Saturday 22 Jun 2024
main news image

KUALA LUMPUR (March 29): AirAsia Group Bhd posted a bigger-than-expected net loss of RM2.44 billion for the fourth quarter ended Dec 31, 2020 (4QFY20), after the low-cost carrier booked a series of impairments.

Losses per share stood at 73.2 sen, versus 11.5 sen in the fourth quarter ended Dec 31, 2019 (4QFY19).

The impairments incurred include for right-of-use (ROU), receivables, as well as fuel swap losses. On the other hand, the group also booked a gain on disposal of its stake in AirAsia India of RM229.4 million, AirAsia's filing showed.

Excluding the unusual items, AirAsia still booked a loss of RM1.02 billion for the quarter, as opposed to RM851.78 million in 3QFY20, as group revenue fell 39.62% to RM267.44 million, from RM442.91 million, as Malaysia imposed targeted Movement Control Orders in October and November.

Load factor rose slightly on-quarter to 67%, from 66% in 3QFY20.

“It is notable, however, that the Philippines doubled its passengers carried whilst Indonesia multiplied its number of passengers carried by 11 times quarter-on-quarter. This is testament that for areas where travel restrictions are lifted, there is a solid domestic rebound for air travel,” the group said.

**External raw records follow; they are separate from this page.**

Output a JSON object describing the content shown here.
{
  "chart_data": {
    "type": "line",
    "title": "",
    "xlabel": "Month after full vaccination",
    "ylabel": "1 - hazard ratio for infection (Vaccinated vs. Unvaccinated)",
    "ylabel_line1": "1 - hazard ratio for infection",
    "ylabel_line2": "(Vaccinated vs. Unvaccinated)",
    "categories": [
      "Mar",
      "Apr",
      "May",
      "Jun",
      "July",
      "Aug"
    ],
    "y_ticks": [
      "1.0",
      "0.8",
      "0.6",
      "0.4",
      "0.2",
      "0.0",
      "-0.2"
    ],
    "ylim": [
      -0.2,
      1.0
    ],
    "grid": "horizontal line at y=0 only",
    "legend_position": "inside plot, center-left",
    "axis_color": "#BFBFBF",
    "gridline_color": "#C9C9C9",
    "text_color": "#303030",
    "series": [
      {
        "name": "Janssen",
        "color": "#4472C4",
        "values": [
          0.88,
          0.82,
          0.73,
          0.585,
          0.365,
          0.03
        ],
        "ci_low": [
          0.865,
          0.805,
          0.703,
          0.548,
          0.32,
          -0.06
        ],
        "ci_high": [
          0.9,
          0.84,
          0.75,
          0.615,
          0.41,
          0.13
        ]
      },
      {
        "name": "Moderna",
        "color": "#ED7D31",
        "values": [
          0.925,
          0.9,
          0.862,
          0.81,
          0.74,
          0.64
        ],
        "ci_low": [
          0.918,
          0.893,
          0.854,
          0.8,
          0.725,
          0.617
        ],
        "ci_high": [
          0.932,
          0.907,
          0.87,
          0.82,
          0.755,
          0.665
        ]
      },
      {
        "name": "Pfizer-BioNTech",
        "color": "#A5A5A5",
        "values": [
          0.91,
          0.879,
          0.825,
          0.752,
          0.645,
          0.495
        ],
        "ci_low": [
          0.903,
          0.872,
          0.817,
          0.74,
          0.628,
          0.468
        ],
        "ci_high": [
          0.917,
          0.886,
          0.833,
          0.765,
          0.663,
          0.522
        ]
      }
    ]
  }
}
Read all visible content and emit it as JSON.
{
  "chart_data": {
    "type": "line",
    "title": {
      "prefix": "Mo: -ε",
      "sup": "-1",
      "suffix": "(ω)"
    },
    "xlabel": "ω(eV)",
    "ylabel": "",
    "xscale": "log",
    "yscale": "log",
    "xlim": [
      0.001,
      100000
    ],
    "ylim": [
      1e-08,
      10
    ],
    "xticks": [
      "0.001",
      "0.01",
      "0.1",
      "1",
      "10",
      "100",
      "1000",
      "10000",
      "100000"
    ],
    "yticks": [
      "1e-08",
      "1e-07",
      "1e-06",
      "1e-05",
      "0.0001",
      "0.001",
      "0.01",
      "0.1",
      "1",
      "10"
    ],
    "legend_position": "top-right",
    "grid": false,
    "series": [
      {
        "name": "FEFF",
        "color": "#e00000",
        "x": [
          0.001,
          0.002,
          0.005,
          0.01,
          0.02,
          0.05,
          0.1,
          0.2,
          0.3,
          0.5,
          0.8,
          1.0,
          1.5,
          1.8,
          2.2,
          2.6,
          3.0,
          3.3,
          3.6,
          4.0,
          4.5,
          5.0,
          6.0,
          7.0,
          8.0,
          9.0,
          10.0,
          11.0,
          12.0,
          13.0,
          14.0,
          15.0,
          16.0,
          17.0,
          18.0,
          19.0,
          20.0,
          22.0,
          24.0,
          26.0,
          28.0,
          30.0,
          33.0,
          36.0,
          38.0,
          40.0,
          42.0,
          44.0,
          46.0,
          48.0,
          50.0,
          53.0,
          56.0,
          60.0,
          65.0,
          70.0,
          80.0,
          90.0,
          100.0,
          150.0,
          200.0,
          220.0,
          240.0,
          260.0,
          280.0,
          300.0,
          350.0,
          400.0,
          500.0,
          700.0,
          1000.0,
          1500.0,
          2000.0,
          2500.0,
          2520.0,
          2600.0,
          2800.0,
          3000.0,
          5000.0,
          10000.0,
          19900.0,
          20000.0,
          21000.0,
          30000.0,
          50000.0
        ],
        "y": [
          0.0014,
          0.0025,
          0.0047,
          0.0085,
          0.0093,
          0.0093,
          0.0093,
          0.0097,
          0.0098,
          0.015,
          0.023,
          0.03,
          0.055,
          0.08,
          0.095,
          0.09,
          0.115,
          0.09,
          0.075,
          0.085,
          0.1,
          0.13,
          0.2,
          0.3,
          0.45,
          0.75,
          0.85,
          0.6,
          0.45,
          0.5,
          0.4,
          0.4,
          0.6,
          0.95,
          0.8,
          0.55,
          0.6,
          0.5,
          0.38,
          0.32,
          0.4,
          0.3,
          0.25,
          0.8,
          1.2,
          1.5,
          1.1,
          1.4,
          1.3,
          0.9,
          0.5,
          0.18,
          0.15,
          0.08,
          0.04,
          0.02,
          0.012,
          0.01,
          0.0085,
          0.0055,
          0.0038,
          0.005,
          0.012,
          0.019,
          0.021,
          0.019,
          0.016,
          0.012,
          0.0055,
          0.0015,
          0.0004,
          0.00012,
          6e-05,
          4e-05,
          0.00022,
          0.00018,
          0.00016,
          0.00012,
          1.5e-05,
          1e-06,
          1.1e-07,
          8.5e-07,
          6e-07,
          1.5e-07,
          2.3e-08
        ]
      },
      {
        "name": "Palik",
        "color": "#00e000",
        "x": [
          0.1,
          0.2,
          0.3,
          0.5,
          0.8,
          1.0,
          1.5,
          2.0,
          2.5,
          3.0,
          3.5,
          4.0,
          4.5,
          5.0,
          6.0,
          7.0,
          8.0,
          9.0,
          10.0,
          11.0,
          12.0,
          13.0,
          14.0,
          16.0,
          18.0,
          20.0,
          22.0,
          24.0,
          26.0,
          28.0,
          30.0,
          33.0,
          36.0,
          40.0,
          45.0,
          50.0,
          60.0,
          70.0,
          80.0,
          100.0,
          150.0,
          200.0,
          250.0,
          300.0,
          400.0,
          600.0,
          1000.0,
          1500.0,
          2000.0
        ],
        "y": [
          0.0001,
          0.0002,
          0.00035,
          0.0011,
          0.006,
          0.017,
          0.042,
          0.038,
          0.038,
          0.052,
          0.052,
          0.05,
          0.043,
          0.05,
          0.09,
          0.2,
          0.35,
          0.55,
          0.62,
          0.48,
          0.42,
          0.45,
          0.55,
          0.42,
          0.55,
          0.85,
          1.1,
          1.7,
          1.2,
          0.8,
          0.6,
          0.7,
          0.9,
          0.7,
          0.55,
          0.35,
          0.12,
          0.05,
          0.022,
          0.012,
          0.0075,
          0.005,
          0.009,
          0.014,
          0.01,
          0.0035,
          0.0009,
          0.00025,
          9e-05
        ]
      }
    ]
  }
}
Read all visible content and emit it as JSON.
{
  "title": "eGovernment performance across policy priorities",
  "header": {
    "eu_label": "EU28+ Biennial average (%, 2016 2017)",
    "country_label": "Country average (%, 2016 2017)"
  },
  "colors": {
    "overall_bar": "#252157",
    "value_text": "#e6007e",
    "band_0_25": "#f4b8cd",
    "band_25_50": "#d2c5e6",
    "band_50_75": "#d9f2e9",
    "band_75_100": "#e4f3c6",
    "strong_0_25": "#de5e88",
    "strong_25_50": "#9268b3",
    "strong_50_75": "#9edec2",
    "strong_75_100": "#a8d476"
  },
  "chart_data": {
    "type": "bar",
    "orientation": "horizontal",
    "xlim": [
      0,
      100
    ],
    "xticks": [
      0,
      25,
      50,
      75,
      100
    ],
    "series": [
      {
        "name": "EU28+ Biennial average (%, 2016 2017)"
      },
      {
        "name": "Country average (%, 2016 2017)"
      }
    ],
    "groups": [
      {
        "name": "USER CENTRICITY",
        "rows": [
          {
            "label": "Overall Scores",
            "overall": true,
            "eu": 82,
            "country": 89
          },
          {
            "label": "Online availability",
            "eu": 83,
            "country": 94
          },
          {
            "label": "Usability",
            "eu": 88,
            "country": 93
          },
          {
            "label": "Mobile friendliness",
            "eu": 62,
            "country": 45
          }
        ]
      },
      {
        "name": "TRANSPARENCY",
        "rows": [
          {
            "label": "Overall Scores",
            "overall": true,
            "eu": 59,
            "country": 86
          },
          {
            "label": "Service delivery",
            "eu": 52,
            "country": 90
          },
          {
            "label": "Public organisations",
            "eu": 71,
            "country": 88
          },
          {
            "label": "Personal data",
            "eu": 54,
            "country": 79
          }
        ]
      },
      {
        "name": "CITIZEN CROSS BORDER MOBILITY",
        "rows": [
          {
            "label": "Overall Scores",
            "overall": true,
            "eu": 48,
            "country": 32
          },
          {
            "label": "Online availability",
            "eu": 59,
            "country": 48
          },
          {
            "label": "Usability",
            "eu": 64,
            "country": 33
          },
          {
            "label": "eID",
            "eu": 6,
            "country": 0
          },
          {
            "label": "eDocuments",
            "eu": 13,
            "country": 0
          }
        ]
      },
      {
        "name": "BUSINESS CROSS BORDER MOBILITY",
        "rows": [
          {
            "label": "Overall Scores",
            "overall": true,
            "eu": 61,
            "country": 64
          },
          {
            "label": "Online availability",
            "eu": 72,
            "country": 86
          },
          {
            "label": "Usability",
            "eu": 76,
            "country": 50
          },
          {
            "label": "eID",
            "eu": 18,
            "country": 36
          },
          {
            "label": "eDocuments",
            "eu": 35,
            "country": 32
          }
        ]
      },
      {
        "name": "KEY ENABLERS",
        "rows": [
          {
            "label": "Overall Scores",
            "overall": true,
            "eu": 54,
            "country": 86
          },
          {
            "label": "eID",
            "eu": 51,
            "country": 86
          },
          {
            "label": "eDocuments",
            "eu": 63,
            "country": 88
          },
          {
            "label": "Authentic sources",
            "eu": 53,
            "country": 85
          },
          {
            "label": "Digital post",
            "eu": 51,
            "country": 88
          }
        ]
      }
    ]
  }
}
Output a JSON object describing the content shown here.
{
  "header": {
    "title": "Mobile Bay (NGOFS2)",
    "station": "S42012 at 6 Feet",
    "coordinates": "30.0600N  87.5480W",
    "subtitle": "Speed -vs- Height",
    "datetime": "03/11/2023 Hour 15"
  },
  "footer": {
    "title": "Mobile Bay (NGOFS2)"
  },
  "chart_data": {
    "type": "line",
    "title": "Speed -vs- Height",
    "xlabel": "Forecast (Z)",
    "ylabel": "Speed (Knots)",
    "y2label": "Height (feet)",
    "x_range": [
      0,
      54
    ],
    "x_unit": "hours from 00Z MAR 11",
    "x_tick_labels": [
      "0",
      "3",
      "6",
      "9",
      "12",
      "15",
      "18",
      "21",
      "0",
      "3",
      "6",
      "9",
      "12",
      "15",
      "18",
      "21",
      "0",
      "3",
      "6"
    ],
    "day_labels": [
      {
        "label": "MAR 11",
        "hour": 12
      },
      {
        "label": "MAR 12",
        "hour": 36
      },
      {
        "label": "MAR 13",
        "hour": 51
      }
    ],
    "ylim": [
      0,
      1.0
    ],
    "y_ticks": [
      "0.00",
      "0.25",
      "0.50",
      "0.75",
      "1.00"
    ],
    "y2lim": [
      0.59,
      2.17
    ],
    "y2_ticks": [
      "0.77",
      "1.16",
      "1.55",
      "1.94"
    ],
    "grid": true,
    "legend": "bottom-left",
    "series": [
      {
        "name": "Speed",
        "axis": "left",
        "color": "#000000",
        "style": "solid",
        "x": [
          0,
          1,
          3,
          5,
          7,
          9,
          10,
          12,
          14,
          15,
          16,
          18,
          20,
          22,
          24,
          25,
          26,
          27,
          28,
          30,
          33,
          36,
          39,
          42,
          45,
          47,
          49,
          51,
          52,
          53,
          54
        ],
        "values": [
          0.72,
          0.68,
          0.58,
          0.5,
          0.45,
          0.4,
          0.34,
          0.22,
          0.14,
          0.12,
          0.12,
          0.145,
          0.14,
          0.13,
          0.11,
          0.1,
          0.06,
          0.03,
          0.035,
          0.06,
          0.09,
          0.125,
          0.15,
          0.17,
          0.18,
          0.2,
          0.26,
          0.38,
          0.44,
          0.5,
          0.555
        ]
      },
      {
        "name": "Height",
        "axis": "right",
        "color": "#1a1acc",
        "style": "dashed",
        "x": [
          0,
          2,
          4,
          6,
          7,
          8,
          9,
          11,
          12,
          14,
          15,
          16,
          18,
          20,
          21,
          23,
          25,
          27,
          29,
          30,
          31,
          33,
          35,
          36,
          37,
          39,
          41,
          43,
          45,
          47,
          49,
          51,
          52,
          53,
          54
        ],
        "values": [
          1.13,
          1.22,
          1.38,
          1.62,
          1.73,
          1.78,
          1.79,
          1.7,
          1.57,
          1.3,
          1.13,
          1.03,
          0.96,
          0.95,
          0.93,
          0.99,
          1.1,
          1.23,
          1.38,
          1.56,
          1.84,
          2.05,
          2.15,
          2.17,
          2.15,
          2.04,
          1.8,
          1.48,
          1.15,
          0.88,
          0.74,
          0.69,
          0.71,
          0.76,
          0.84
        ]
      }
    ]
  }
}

The fourth quarter results brought AirAsia’s net loss for the full-year ended Dec 31, 2020 (FY20) to RM5.1 billion or RM1.52 per share – 66% wider than consensus estimate of 92 sen per share, Bloomberg data showed.

Revenue for the year totalled RM3.14 billion, down 73.56% from RM11.86 billion in FY19. In the period, the group saw a 74% decline in number of passengers carried to 13.31 million, from 51.56 million. Load factor was “relatively healthy” at 74%, said the airline, down from 85% the year before.

A major portion of the loss for the period relates to depreciation of ROU and interest on lease liabilities amounting to RM654.2 million for 4QFY20 and RM2.5 billion for FY20, the airline said.

“While the group had successfully negotiated for deferrals with lessors, pursuant to the practical expedient available under Amendments to MFRS16: Covid 19 Related Rent Concessions, the income statement charge for depreciation and interest were not adjusted,” it added.

The group had RM2.12 billion negative net cash flow for the year, as opposed to RM780.3 million in negative net cash flow for FY19.

“The group has reviewed every aspect of our operations and made great strides in establishing a leaner and more optimised airline operation, as we prepare for an expected surge in demand, post-pandemic,” AirAsia said of its prospects.

“Even if borders remain closed, the group is well-prepared to rely solely on domestic operations alone this year,” it added.

The carrier has also set a timeline for its non-airline and digital business to contribute to 50% of the group topline in five years’ time.

Apart from the final stages of discussion for the Danajamin Prihatin Guarantee Scheme for its potential loans with banks, AirAsia said it also has ongoing deliberations with several parties for collaborations “that may result in additional third party investments in specific segments of the group's business”.

The airline’s co-founder and group CEO Tan Sri Tony Fernandes told The Edge in an interview last week that the group was "targeting RM800 million to RM1 billion" in rights issue (read more on the interview in this week's edition of The Edge Malaysia).

In a conference call with analysts this evening, Fernandes affirmed the upcoming rights issue but did not go into the size and specifics, according to analysts who called in.

One analyst opined the cash call could end up being “more than” the company's estimate, following the record losses and depending on how the recovery path pans out. Past analyst estimates ranged from RM1 billion to RM3 billion, prior to AirAsia’s update on its talks with the financial institutions.

With another challenging quarter expected due to the Movement Control Order 2.0 in 1Q21, another analyst pointed to better days in the 2H, “should travel be allowed again”.

“However, they still need to resolve a lot of issues — mainly their negative total equity... and they still need to look at ways to raise funds," he added.

Shares of AirAsia slid one sen or 0.88% to close at RM1.13 today, valuing the low-cost carrier at RM4.31 billion.